U.S. Department of Labor/Flickr

How big is this? Unlike raising the minimum wage, increasing the overtime pay threshold can be done unilaterally by the Obama administration. The Department of Labor needs no outside approval in order to update the rule.

"This is probably the most significant step they can take to raise wages for millions of workers," Bill Samuel, legislative affairs director at the AFL-CIO, told Politico.

But the ease with which this can be achieved — a unusual scenario in deadlocked Washington — shouldn't suggest that determining the exact threshold is a simple decision.

The Economic Policy Institute put together some data in 2014 to capture the possible impact that raising the threshold to different levels would have.
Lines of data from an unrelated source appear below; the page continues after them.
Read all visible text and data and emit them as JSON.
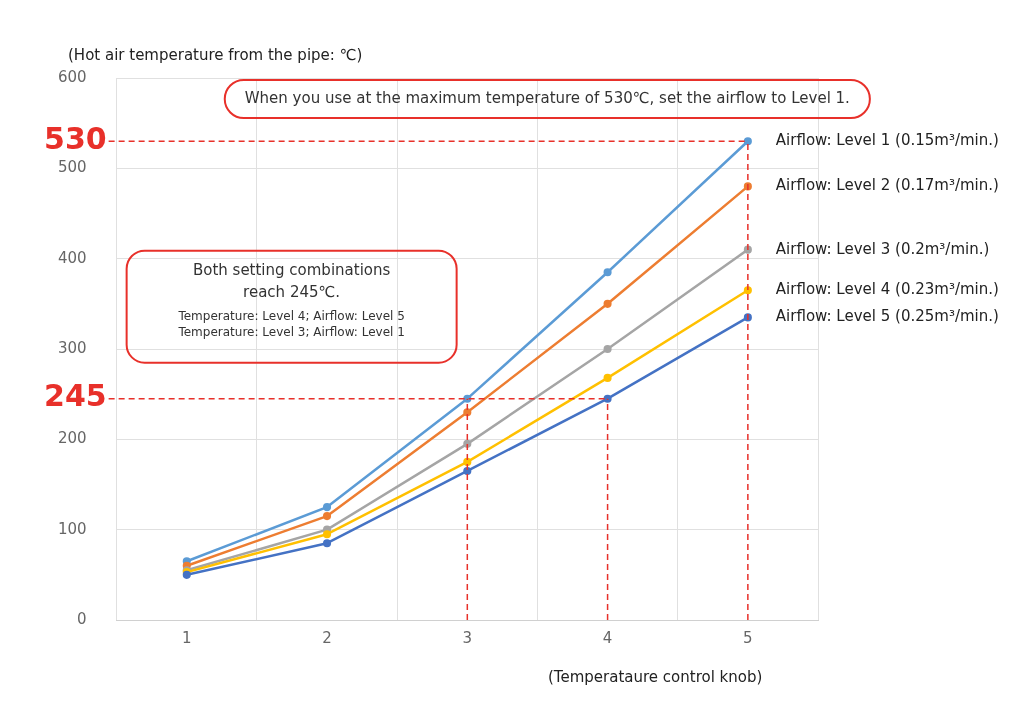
{
  "chart_data": {
    "type": "line",
    "ylabel": "(Hot air temperature from the pipe: ℃)",
    "xlabel": "(Temperataure control knob)",
    "categories": [
      "1",
      "2",
      "3",
      "4",
      "5"
    ],
    "series": [
      {
        "name": "Airflow: Level 1 (0.15m³/min.)",
        "color": "#5b9bd5",
        "values": [
          65,
          125,
          245,
          385,
          530
        ]
      },
      {
        "name": "Airflow: Level 2 (0.17m³/min.)",
        "color": "#ed7d31",
        "values": [
          60,
          115,
          230,
          350,
          480
        ]
      },
      {
        "name": "Airflow: Level 3 (0.2m³/min.)",
        "color": "#a5a5a5",
        "values": [
          55,
          100,
          195,
          300,
          410
        ]
      },
      {
        "name": "Airflow: Level 4 (0.23m³/min.)",
        "color": "#ffc000",
        "values": [
          53,
          95,
          175,
          268,
          365
        ]
      },
      {
        "name": "Airflow: Level 5 (0.25m³/min.)",
        "color": "#4472c4",
        "values": [
          50,
          85,
          165,
          245,
          335
        ]
      }
    ],
    "ylim": [
      0,
      600
    ],
    "yticks": [
      0,
      100,
      200,
      300,
      400,
      500,
      600
    ],
    "grid": true,
    "marker": "circle",
    "line_style": "solid",
    "ref_lines": [
      {
        "axis": "y",
        "value": 530,
        "label": "530",
        "color": "#e8302a",
        "line_style": "dashed"
      },
      {
        "axis": "y",
        "value": 245,
        "label": "245",
        "color": "#e8302a",
        "line_style": "dashed"
      },
      {
        "axis": "x",
        "value": "3",
        "color": "#e8302a",
        "line_style": "dashed"
      },
      {
        "axis": "x",
        "value": "4",
        "color": "#e8302a",
        "line_style": "dashed"
      },
      {
        "axis": "x",
        "value": "5",
        "color": "#e8302a",
        "line_style": "dashed"
      }
    ],
    "annotations": [
      "When you use at the maximum temperature of 530℃, set the airflow to Level 1.",
      "Both setting combinations reach 245℃.",
      "Temperature: Level 4; Airflow: Level 5",
      "Temperature: Level 3; Airflow: Level 1"
    ]
  }
}
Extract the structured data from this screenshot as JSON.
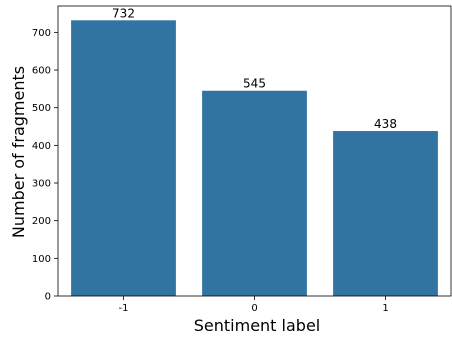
{
  "chart_data": {
    "type": "bar",
    "categories": [
      "-1",
      "0",
      "1"
    ],
    "values": [
      732,
      545,
      438
    ],
    "data_labels": [
      "732",
      "545",
      "438"
    ],
    "title": "",
    "xlabel": "Sentiment label",
    "ylabel": "Number of fragments",
    "ylim": [
      0,
      770
    ],
    "yticks": [
      0,
      100,
      200,
      300,
      400,
      500,
      600,
      700
    ],
    "grid": false,
    "legend": "none",
    "bar_color": "#3274a1"
  }
}
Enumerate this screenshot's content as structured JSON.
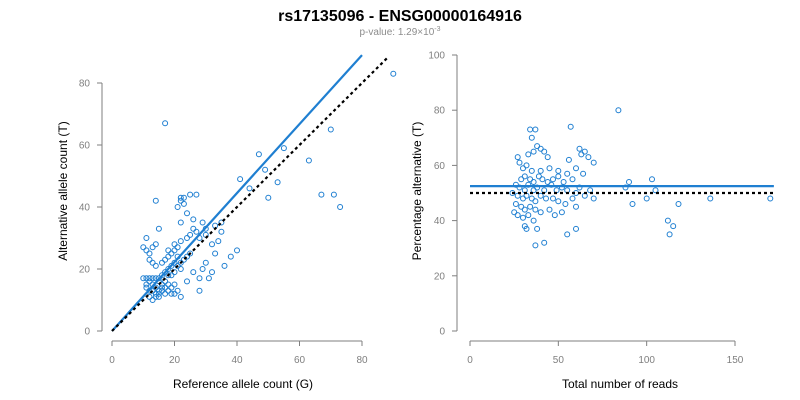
{
  "title": "rs17135096 - ENSG00000164916",
  "subtitle": {
    "prefix": "p-value: 1.29×10",
    "exponent": "-3"
  },
  "colors": {
    "points": "#1f7fd1",
    "fit": "#1f7fd1",
    "reference": "#000000",
    "axis": "#7f7f7f",
    "subtitle": "#8c8c8c"
  },
  "chart_data": [
    {
      "type": "scatter",
      "xlabel": "Reference allele count (G)",
      "ylabel": "Alternative allele count (T)",
      "xlim": [
        0,
        90
      ],
      "ylim": [
        0,
        90
      ],
      "xticks": [
        0,
        20,
        40,
        60,
        80
      ],
      "yticks": [
        0,
        20,
        40,
        60,
        80
      ],
      "fit_line": [
        [
          0,
          0
        ],
        [
          80,
          89
        ]
      ],
      "reference_line": [
        [
          0,
          0
        ],
        [
          88,
          88
        ]
      ],
      "points": [
        [
          17,
          67
        ],
        [
          14,
          42
        ],
        [
          10,
          27
        ],
        [
          11,
          26
        ],
        [
          11,
          30
        ],
        [
          12,
          25
        ],
        [
          13,
          27
        ],
        [
          14,
          28
        ],
        [
          15,
          33
        ],
        [
          12,
          23
        ],
        [
          13,
          22
        ],
        [
          14,
          21
        ],
        [
          16,
          22
        ],
        [
          17,
          23
        ],
        [
          18,
          24
        ],
        [
          18,
          26
        ],
        [
          19,
          25
        ],
        [
          20,
          26
        ],
        [
          20,
          28
        ],
        [
          21,
          27
        ],
        [
          22,
          29
        ],
        [
          21,
          24
        ],
        [
          20,
          22
        ],
        [
          21,
          21
        ],
        [
          22,
          22
        ],
        [
          22,
          20
        ],
        [
          23,
          23
        ],
        [
          24,
          24
        ],
        [
          25,
          25
        ],
        [
          24,
          30
        ],
        [
          25,
          31
        ],
        [
          26,
          33
        ],
        [
          27,
          32
        ],
        [
          28,
          30
        ],
        [
          29,
          35
        ],
        [
          30,
          33
        ],
        [
          23,
          41
        ],
        [
          22,
          42
        ],
        [
          23,
          43
        ],
        [
          22,
          43
        ],
        [
          25,
          44
        ],
        [
          27,
          44
        ],
        [
          26,
          36
        ],
        [
          24,
          38
        ],
        [
          21,
          40
        ],
        [
          22,
          35
        ],
        [
          10,
          17
        ],
        [
          11,
          17
        ],
        [
          12,
          17
        ],
        [
          13,
          17
        ],
        [
          14,
          17
        ],
        [
          15,
          17
        ],
        [
          11,
          15
        ],
        [
          12,
          16
        ],
        [
          13,
          15
        ],
        [
          14,
          14
        ],
        [
          15,
          16
        ],
        [
          16,
          15
        ],
        [
          17,
          16
        ],
        [
          16,
          18
        ],
        [
          17,
          19
        ],
        [
          18,
          18
        ],
        [
          18,
          20
        ],
        [
          19,
          21
        ],
        [
          20,
          19
        ],
        [
          19,
          18
        ],
        [
          11,
          14
        ],
        [
          12,
          13
        ],
        [
          13,
          13
        ],
        [
          14,
          12
        ],
        [
          15,
          12
        ],
        [
          16,
          13
        ],
        [
          17,
          14
        ],
        [
          18,
          13
        ],
        [
          19,
          14
        ],
        [
          20,
          15
        ],
        [
          12,
          11
        ],
        [
          13,
          10
        ],
        [
          14,
          11
        ],
        [
          15,
          13
        ],
        [
          15,
          11
        ],
        [
          16,
          14
        ],
        [
          17,
          12
        ],
        [
          18,
          15
        ],
        [
          19,
          12
        ],
        [
          20,
          12
        ],
        [
          21,
          13
        ],
        [
          22,
          11
        ],
        [
          24,
          16
        ],
        [
          26,
          19
        ],
        [
          28,
          17
        ],
        [
          29,
          20
        ],
        [
          30,
          22
        ],
        [
          28,
          13
        ],
        [
          31,
          17
        ],
        [
          32,
          19
        ],
        [
          33,
          25
        ],
        [
          34,
          29
        ],
        [
          32,
          28
        ],
        [
          30,
          31
        ],
        [
          35,
          32
        ],
        [
          36,
          21
        ],
        [
          38,
          24
        ],
        [
          40,
          26
        ],
        [
          33,
          34
        ],
        [
          35,
          35
        ],
        [
          41,
          49
        ],
        [
          44,
          46
        ],
        [
          47,
          57
        ],
        [
          50,
          43
        ],
        [
          49,
          52
        ],
        [
          53,
          48
        ],
        [
          55,
          59
        ],
        [
          63,
          55
        ],
        [
          67,
          44
        ],
        [
          70,
          65
        ],
        [
          71,
          44
        ],
        [
          73,
          40
        ],
        [
          90,
          83
        ]
      ]
    },
    {
      "type": "scatter",
      "xlabel": "Total number of reads",
      "ylabel": "Percentage alternative (T)",
      "xlim": [
        0,
        170
      ],
      "ylim": [
        0,
        100
      ],
      "xticks": [
        0,
        50,
        100,
        150
      ],
      "yticks": [
        0,
        20,
        40,
        60,
        80,
        100
      ],
      "fit_line": [
        [
          0,
          52.5
        ],
        [
          172,
          52.5
        ]
      ],
      "reference_line": [
        [
          0,
          50
        ],
        [
          172,
          50
        ]
      ],
      "points": [
        [
          84,
          80
        ],
        [
          34,
          73
        ],
        [
          37,
          73
        ],
        [
          57,
          74
        ],
        [
          35,
          70
        ],
        [
          38,
          67
        ],
        [
          40,
          66
        ],
        [
          42,
          65
        ],
        [
          36,
          65
        ],
        [
          33,
          64
        ],
        [
          44,
          63
        ],
        [
          56,
          62
        ],
        [
          62,
          66
        ],
        [
          63,
          64
        ],
        [
          65,
          65
        ],
        [
          67,
          63
        ],
        [
          70,
          61
        ],
        [
          28,
          61
        ],
        [
          27,
          63
        ],
        [
          30,
          59
        ],
        [
          32,
          60
        ],
        [
          35,
          58
        ],
        [
          40,
          58
        ],
        [
          45,
          59
        ],
        [
          50,
          58
        ],
        [
          55,
          57
        ],
        [
          60,
          59
        ],
        [
          64,
          57
        ],
        [
          29,
          55
        ],
        [
          31,
          56
        ],
        [
          34,
          55
        ],
        [
          36,
          54
        ],
        [
          39,
          56
        ],
        [
          41,
          55
        ],
        [
          44,
          54
        ],
        [
          47,
          55
        ],
        [
          50,
          56
        ],
        [
          53,
          54
        ],
        [
          58,
          55
        ],
        [
          26,
          53
        ],
        [
          28,
          52
        ],
        [
          31,
          51
        ],
        [
          33,
          53
        ],
        [
          36,
          51
        ],
        [
          38,
          52
        ],
        [
          42,
          51
        ],
        [
          46,
          53
        ],
        [
          49,
          51
        ],
        [
          52,
          52
        ],
        [
          55,
          51
        ],
        [
          60,
          50
        ],
        [
          62,
          52
        ],
        [
          65,
          49
        ],
        [
          68,
          51
        ],
        [
          70,
          48
        ],
        [
          24,
          50
        ],
        [
          27,
          49
        ],
        [
          30,
          48
        ],
        [
          32,
          49
        ],
        [
          35,
          48
        ],
        [
          37,
          47
        ],
        [
          40,
          49
        ],
        [
          43,
          48
        ],
        [
          47,
          48
        ],
        [
          50,
          47
        ],
        [
          54,
          46
        ],
        [
          58,
          48
        ],
        [
          26,
          46
        ],
        [
          29,
          45
        ],
        [
          31,
          44
        ],
        [
          34,
          45
        ],
        [
          37,
          44
        ],
        [
          40,
          43
        ],
        [
          25,
          43
        ],
        [
          27,
          42
        ],
        [
          30,
          41
        ],
        [
          33,
          42
        ],
        [
          36,
          40
        ],
        [
          45,
          44
        ],
        [
          48,
          42
        ],
        [
          52,
          43
        ],
        [
          60,
          45
        ],
        [
          31,
          38
        ],
        [
          32,
          37
        ],
        [
          38,
          37
        ],
        [
          42,
          32
        ],
        [
          37,
          31
        ],
        [
          55,
          35
        ],
        [
          60,
          37
        ],
        [
          88,
          52
        ],
        [
          90,
          54
        ],
        [
          92,
          46
        ],
        [
          100,
          48
        ],
        [
          103,
          55
        ],
        [
          105,
          51
        ],
        [
          112,
          40
        ],
        [
          113,
          35
        ],
        [
          115,
          38
        ],
        [
          118,
          46
        ],
        [
          136,
          48
        ],
        [
          170,
          48
        ]
      ]
    }
  ]
}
At the time, $42,000 was the main number being floated by the Department of Labor, which would increase the share of salaried workers covered from 11% under current policy to 35%. If the threshold is increased to $52,000 — Politico reports that the range being debated is between $45,000 and $52,000 — that would cover nearly half the salaried workers in the workforce:

Economic Policy Institute

The loophole of white-collar exemptions: The other critical feature of an update to the overtime pay rule would include narrowing of the exemptions for white-collar workers, who aren't entitled to overtime. Currently, "white collar" is defined broadly enough to include someone classified as any kind of supervisor or manager, which can lead to some blatantly exploitative scenarios. As EPI explains, the current definition can result in "white-collar" workers actually making less than minimum wage:

[A]n assistant manager at a fast-food restaurant with a salary of $24,000 and who spends 95% of his (or her) time cooking fries, running a cash register and sweeping floors can be required to work 60 or 70 hours a week and yet be denied any overtime pay, simply because he's classified as a manager. On the weeks he works more than 64 hours, his effective hourly wage is below the federal minimum wage of $7.25; workers who are exempt from overtime regulations are also exempt from minimum-wage regulations.

Past exemptions for white-collar workers earlier were predicated on the idea that many of them naturally have stronger bargaining power and flexibility in how many hours they work. While that made some degree of sense in an earlier era, today's economy includes many low-paid knowledge workers and service workers whose responsibilities can have managerial or administrative aspects but which by no means guarantee them autonomy in their workplace.

Today the salary threshold is shockingly low by historical standards, once something that covered huge swathes of the workforce but now only covers a level of pay that puts a worker below the poverty threshold for a family of four. Hopefully the Department of Labor will be bold in restoring that regulation to fulfill its original purpose.